By Esme Stallard
Climate and Science Reporter, BBC News
After more than a decade of negotiations, United Nations member countries have agreed the first ever treaty to protect the world's oceans that lie outside national boundaries.
Environmental groups say the UN High Seas Treaty will help reverse biodiversity losses and ensure sustainable development, but caution there is still a long way to go before implementation.
What are the high seas?
Two-thirds of the world's oceans are currently considered international waters.
That means all countries have a right to fish, ship and do research there.
But until now only about 1% of these waters - known as "high seas" - have been protected.
This leaves the marine life living in the vast majority of the high seas at risk of exploitation from threats including climate change, overfishing and shipping traffic.
Which marine species are at risk?
In the latest assessment of marine species, nearly 10% were found to be at risk of extinction, according to the International Union for Conservation of Nature (IUCN).
According to Dr Ngozi Oguguah, from the Nigerian Institute For Oceanography. the biggest causes of extinction are overfishing and pollution.
Sharks, whales and abalone species - a type of shellfish - have come under particular pressure because of their high value as seafood and for drugs.
The IUCN estimates that 41% of the threatened species are also affected by climate change.
Minna Epps, head of IUCN's ocean team, said: "Carbon dioxide is actually being absorbed by the ocean. That makes the ocean much more acidic, which means that it's going jeopardise certain species."
Climate change has also increased marine heat waves 20-fold, according to research published in the magazine Science. This can lead to extreme events like cyclones but also mass mortality events.
How will the High Seas Treaty protect marine life?
The key measure is put the world's international waters into protected areas (MPAs) - which will help achieve the global goal of protecting 30% of the world's oceans by 2030, which was agreed at the 2022 UN biodiversity conference.
Activity can occur in these areas but only "provided it is consistent with the conservation objectives" - meaning it doesn't damage marine life.
This could mean limiting fishing activities, shipping routes and exploration activities like deep-sea mining.
Environmental groups are seriously concerned about the possible effects of mining, such as disturbing sediments, creating noise pollution and damaging breeding grounds.
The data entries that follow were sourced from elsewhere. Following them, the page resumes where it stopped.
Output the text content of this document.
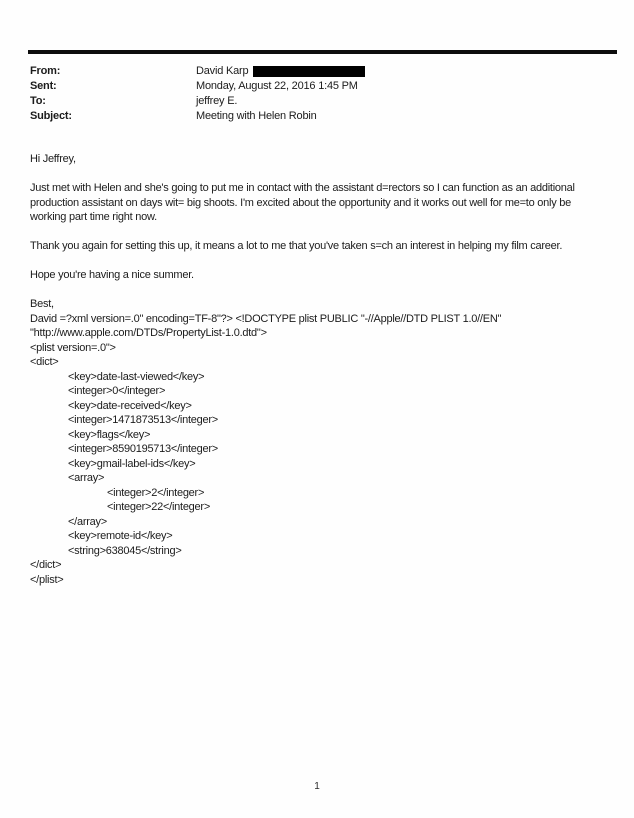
From:	David Karp
Sent:	Monday, August 22, 2016 1:45 PM
To:	jeffrey E.
Subject:	Meeting with Helen Robin
Hi Jeffrey,

Just met with Helen and she's going to put me in contact with the assistant d=rectors so I can function as an additional
production assistant on days wit= big shoots. I'm excited about the opportunity and it works out well for me=to only be
working part time right now.

Thank you again for setting this up, it means a lot to me that you've taken s=ch an interest in helping my film career.

Hope you're having a nice summer.

Best,
David =?xml version=.0" encoding=TF-8"?> <!DOCTYPE plist PUBLIC "-//Apple//DTD PLIST 1.0//EN"
"http://www.apple.com/DTDs/PropertyList-1.0.dtd">
<plist version=.0">
<dict>
<key>date-last-viewed</key>
<integer>0</integer>
<key>date-received</key>
<integer>1471873513</integer>
<key>flags</key>
<integer>8590195713</integer>
<key>gmail-label-ids</key>
<array>
<integer>2</integer>
<integer>22</integer>
</array>
<key>remote-id</key>
<string>638045</string>
</dict>
</plist>
1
Countries will propose areas to be protected, and these will then be voted on by the countries that sign up to the treaty.
What else is in the treaty?
The treaty's other important points are:
- arrangements for sharing marine genetic resources; and
- requirements for environmental impact assessments (EIA) for deep sea activities like mining
Marine genetic resources means biological material from plants and animals in the ocean. These can have benefits for society, such as pharmaceuticals and food.
Countries have agreed to share "fairly and equitably" any discoveries made in the deep sea between countries. This was important for poorer nations who argued they may not have the resources to undertake this work independently.
However, Dr Robert Blasiak, from Stockholm University, said no one knows how much ocean resources are worth and therefore how they could be split.
Countries will also be asked to assess the environmental impact of activities in the oceans if the impacts are not well known or could cause harm to marine life.
Critics point out that countries will conduct their own EIAs and make the final decision - although other countries can register concerns with the monitoring bodies.
Richer nations have also pledged new money for the delivery of the treaty.
When will the treaty take effect?
Countries will need to meet again to formally adopt the agreement and then have plenty of work to do before the treaty can be implemented.
It will only enter"into force" once 60 countries have signed up and legally passed the legislation in their own countries.
Signatory countries will then gave to then start looking at practically how these measures can be implemented and managed.